Sonnet n°1, titre à débattre

Faisant fi des chichis et des préliminaires
Au jeu d'un corps merdeux qui éjacule et pète,
Il faudrait donc redire ce que l'on voulait taire:
C'est son propre étonnant et inconnu des bêtes

Comment donc le savoir, et comment donc le dire?
En un cycle éternel et pour nous rassurant,
Tout au moins est-ce ici le fond de son désir,
N'est-ce-pas l'esprit grivois du peuple de tout temps?

Dans le cœur interdit des rondelles intestines,
Une blonde en sous-tif, debout, jambes écartées.

Aucune étrangeté en ce monde anonyme,
En son sein une foule de travailleurs crevés,

Aux absurdes contraintes des revendications,
Il faudra renoncer à la pénétration.

 

Sheila  Lühte-Finnal

 

 

--------------------- Tentative d’exégèse par Z.P -----------------------

 

. Le premier quatrain signifie que l'on dit au corps que le jeu consistant à « éjaculer et péter » (de cette manière spécifique là) est le propre de l'homme - ce qui est fort profond – et, on l'imagine, ce que la suite va nous révéler. Mais on hésite d'un bout à l'autre : comment cela va t'il être pris ? Certes il faut dire la vérité et faire "fi des chichis et des préliminaires" comme autant de masques et mensonges - mais ne risque t'on pas de se méprendre et de réduire la révélation poétique à autre chose qu'elle-même : "l'esprit grivois du peuple de tout temps", esprit mal entendu, car un tel "esprit grivois" est ici potentiellement réévalué.
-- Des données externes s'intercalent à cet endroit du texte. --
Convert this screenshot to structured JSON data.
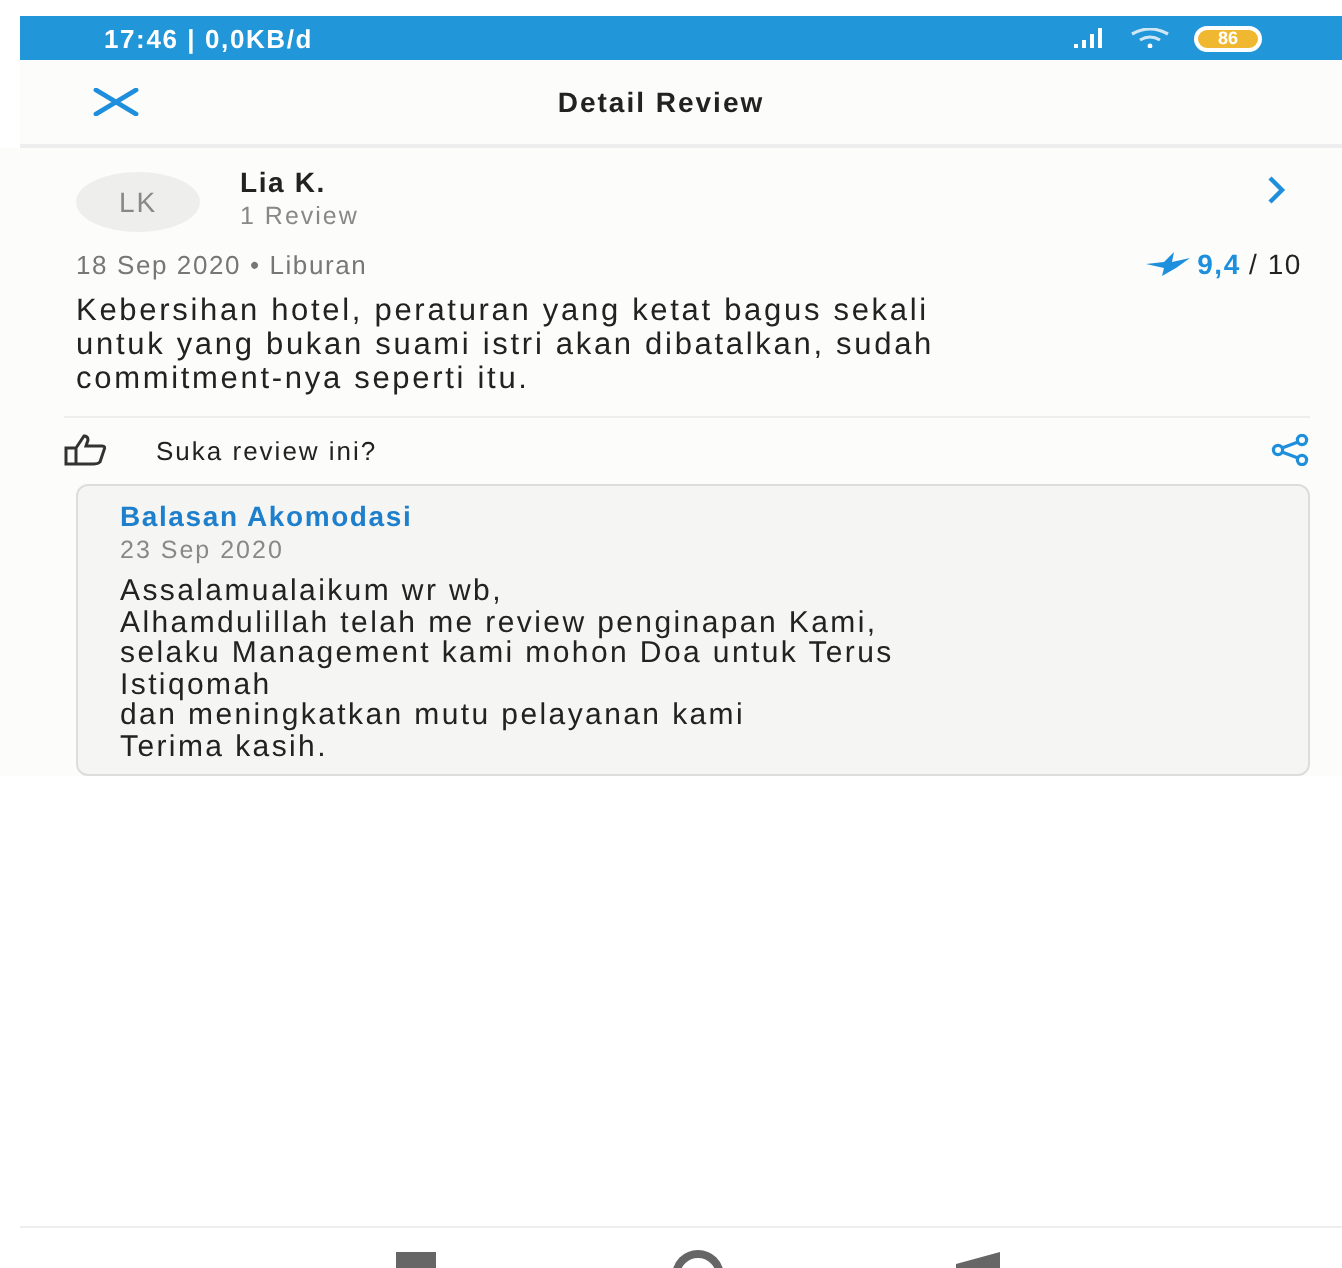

Soit qu'il soit, en lui même et négativement, échappement à la vérité : désir de se rassurer en un cycle éternel et clos afin d'échapper à l'obscure vérité qui ici se déploie - mais en même temps désir suppose savoir : le même esprit du peuple refuse le dire (il faut donc le redire) derrière l'appellation "grivoise" qui masque la profondeur et ainsi notamment la différence ontologique (de l'homme et de la platitude-bestialité, réduction à ce que posons comme être-animal). L'ambiguïté de la position du peuple est ici fort profonde.
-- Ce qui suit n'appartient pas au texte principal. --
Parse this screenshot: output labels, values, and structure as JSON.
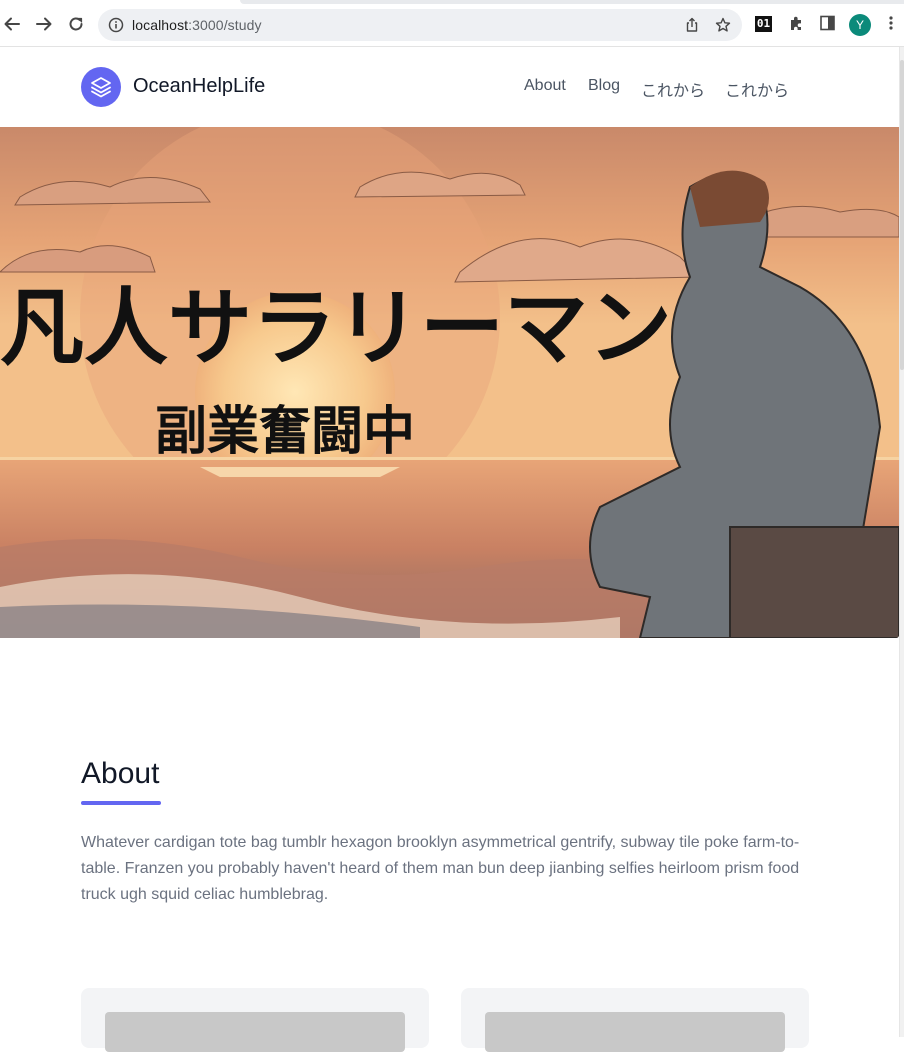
{
  "browser": {
    "url_host": "localhost",
    "url_path": ":3000/study",
    "extension_badge": "01",
    "profile_initial": "Y"
  },
  "site": {
    "brand": "OceanHelpLife",
    "nav": [
      "About",
      "Blog",
      "これから",
      "これから"
    ]
  },
  "hero": {
    "headline": "凡人サラリーマン",
    "subheadline": "副業奮闘中"
  },
  "about": {
    "title": "About",
    "text": "Whatever cardigan tote bag tumblr hexagon brooklyn asymmetrical gentrify, subway tile poke farm-to-table. Franzen you probably haven't heard of them man bun deep jianbing selfies heirloom prism food truck ugh squid celiac humblebrag."
  },
  "colors": {
    "accent": "#6366f1",
    "avatar": "#0b8a7a"
  }
}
. Voici donc la vérité sur ce corps merdeux qui éjacule et pète, elle suit naturellement :

. "Dans le cœur interdit des rondelles intestines, une blonde en sous-tif, debout, jambes écartées. Aucune étrangeté en ce monde anonyme, En son sein une foule de travailleurs crevés, Aux absurdes contraintes des revendications, Il faudra renoncer à la pénétration". Dans le cœur de la vérité, qui fait le fond du jeu de notre corps pétant et éjaculant - il y a donc le fantasme (ou phantasthme) figuré par la « blonde en sous-tif, debout, jambes écartées ». Fantasme grossier comblant le manque mais, produit du Kopros, le même pour tous et, par là, anonyme - masquant la division sociale (renonciation aux revendications) dans un idéal de jouissance et d'orgasthme dont le sens précis est : "il faudra renoncer à la pénétration" autrement dit : tu ne jouiras pas. Autrement dit encore : voici un beau poème dont le sens global est de nous éclairer sur ce qui se joue dans les parties basses et néanmoins envoûtantes du corps - rien de plat ni de simplement (pour autant que ce soit simple) animal - mais une logique du fantasme connue et méconnue dont le sens global, proprement idéologique, est de promettre la jouissance, soit le dépassement de la division sociale tout en l'interdisant. On comprend ainsi - et tout ça se termine très adéquatement par la signature de l'auteur que Sheila Lühte-Finnal nous appelle à la libération (du phantasthme) et la révolution.